Azure Data Lake Store (ADLS) is an enterprise-wide hyper-scale repository for big data analytic workloads. Azure Data Lake enables you to capture data of any size, type, and ingestion speed in one single place for operational and exploratory analytics.
This DSS Plugin provides a custom DSS file system provider to read data from Azure Data Lake Store
This Plugin provides a convenient way to read small to medium scale datasets from ADLS.

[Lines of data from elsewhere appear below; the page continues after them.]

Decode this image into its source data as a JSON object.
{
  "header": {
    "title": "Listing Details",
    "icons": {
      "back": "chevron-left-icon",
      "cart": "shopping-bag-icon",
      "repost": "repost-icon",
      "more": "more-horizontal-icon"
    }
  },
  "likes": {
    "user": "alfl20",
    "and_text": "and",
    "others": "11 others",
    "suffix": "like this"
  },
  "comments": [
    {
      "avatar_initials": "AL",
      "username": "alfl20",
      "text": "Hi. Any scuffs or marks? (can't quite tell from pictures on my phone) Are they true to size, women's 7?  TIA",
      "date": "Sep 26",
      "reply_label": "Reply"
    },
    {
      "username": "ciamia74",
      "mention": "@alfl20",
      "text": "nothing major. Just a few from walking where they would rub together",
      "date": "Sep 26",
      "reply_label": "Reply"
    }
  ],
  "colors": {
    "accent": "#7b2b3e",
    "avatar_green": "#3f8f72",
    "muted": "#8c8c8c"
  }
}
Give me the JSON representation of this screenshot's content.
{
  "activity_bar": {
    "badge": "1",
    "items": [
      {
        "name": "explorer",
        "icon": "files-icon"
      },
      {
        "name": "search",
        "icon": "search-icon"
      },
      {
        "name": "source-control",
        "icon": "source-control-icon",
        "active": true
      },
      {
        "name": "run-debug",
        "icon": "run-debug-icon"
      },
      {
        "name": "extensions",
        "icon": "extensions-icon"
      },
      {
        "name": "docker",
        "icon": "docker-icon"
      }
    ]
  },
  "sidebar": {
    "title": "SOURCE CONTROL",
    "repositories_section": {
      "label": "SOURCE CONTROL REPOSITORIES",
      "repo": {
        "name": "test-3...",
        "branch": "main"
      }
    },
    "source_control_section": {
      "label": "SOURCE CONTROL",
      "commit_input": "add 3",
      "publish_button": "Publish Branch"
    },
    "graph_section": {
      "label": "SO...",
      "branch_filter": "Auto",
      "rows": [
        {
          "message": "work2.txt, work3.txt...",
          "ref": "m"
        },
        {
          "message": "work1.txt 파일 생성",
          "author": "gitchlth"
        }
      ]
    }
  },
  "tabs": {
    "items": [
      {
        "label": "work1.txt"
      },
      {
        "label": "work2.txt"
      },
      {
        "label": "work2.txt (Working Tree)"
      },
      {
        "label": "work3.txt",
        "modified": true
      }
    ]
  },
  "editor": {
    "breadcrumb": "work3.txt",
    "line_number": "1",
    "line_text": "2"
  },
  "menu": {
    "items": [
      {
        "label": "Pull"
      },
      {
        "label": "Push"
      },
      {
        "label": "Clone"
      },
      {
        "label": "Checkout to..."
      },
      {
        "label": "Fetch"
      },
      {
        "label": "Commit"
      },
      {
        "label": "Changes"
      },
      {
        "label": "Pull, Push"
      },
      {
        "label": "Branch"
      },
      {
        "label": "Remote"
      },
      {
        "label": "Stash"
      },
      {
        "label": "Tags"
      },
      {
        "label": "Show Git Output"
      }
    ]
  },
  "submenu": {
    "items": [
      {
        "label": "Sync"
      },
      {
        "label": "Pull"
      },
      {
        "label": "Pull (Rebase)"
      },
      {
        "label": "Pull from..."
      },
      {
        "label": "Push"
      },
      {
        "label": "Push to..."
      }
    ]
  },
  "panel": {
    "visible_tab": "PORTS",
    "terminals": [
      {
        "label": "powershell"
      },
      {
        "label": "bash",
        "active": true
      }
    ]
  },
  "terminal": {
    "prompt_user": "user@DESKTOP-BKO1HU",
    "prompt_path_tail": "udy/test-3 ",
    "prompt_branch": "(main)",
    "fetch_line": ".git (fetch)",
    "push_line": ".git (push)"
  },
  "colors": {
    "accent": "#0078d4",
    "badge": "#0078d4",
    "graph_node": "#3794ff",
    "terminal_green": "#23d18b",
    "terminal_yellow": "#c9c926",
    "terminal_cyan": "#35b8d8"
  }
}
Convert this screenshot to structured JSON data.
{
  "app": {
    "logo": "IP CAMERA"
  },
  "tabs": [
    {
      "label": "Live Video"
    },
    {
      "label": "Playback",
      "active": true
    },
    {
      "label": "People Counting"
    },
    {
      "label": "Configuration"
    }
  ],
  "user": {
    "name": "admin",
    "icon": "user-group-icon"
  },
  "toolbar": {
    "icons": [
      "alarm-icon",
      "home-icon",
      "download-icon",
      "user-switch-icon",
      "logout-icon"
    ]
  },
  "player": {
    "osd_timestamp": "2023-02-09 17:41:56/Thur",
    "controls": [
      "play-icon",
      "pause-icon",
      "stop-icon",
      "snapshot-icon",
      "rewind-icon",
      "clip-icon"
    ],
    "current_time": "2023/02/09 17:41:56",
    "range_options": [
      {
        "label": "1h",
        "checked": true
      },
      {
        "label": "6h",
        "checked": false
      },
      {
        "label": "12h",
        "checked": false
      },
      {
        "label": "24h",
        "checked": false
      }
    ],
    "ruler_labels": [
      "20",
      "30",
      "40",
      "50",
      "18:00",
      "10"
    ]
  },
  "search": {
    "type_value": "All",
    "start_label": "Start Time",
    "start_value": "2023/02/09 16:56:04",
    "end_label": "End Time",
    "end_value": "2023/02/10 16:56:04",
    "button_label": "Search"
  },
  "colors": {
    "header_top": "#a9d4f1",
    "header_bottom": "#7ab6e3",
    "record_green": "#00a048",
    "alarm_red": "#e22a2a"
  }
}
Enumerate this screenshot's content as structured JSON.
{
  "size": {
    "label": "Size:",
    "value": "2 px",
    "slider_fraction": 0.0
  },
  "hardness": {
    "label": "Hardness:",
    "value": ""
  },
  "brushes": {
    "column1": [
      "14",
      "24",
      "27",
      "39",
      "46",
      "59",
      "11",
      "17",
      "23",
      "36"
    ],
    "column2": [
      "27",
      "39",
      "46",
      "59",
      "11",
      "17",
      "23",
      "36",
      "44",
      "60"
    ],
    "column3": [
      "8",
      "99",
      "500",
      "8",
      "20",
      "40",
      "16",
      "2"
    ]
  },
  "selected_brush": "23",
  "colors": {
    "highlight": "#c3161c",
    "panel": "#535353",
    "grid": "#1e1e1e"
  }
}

To benefit from the full features of DSS, you may want to access to ADLS as an “HDFS” dataset instead,
as described in this article.
|License||Apache Software License|
|Source code||Github repository|
Obtaining Credentials To Interact With The ADLS API
To interact with the ADLS APIs, we are using here “service-to-service” authentication. In case of questions, please refer to the official Azure documentation. To be able to authenticate against the ADLS APIs, the following credentials are required:
- a Client ID (i.e the registered App ID)
- a Client Secret (i.e the registered App secret key created in the Azure portal)
- a Tenant ID (i.e the Active Directory ID)
The App will need at least read-access on the ADLS directories you want to access.
Dataiku DSS And Azure Data Lake Store
ADLS is a fully-compatible HDFS-like file system for DSS. As such, it can be used directly with systems such Azure HDInsight (which can be configured to automatically use ADLS as primary or secondary storage) or even on-premises or non-Azure managed clusters (see for instance this blogpost).
The Plugin here does not require Hadoop or Spark integration to interact with ADLS. It addresses the simple case where DSS users simply wants to connect to ADLS, browse its directories, and read data into a regular DSS Dataset for further processing. It’s a “lightweight” integration for simple use cases.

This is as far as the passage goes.